À l'échelle nationale, nous nous intéressons à certaines initiatives prises récemment par le gouvernement sur la côte Ouest lorsqu'il a annoncé l'Initiative de la porte d'entrée Asie-Pacifique. Notre organisme salue cette décision qui, à ses yeux, aidera considérablement le commerce canadien à devenir compétitif sur le plan international. Notre président national, l'honorable Perrin Beatty, a ensuite préconisé quelque chose qui viendrait en quelque sorte s'ajouter à cela, une stratégie de logistique nationale. À nos yeux, cela permettrait au Canada de jouer un rôle clé à l'échelle nord-américaine par rapport à cette grande initiative. Cette deuxième étape comprendrait non seulement les principaux intervenants mais aussi les manufacturiers, les expéditeurs, les ports et même les aéroports ainsi que les transports routiers et ferroviaires, les entreprises d'entreposage, les télécommunications et la sécurité à la frontière. Encore une fois, il s'agit de concevoir une stratégie de logistique nationale.

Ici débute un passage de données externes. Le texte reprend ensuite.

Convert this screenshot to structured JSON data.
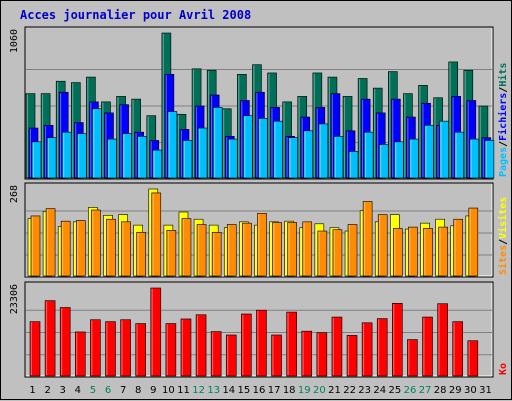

Dans la région de l'Atlantique, le transport maritime peut être le catalyseur du développement économique. Plus tard, lorsque vous effectuerez des visites sur le terrain, je crois que vous constaterez vous-mêmes nos avantages. Les ports libres de glace en sont certainement un ainsi que leurs coûts plus faibles et leurs temps de transit plus courts par rapport aux ports de New York et à d'autres situés sur le littoral nord-est. Nous sommes aussi en mesure d'élargir nos activités de transfert des conteneurs sur rail et de transfert direct à la barge ici à Halifax. Ailleurs en Nouvelle-Écosse, nous avons aussi la possibilité de construire des installations portuaires spécialisées de transbordement par eau; ce serait à Port Hawkesbury.
On trouve donc beaucoup d'avantages ici et, à notre avis, le transport maritime peut stimuler énormément l'économie régionale.
Je remercie le comité de m'avoir invité à comparaître aujourd'hui. Je m'efforcerai à la concision, ne prenant qu'environ sept minutes, avec un peu de chance.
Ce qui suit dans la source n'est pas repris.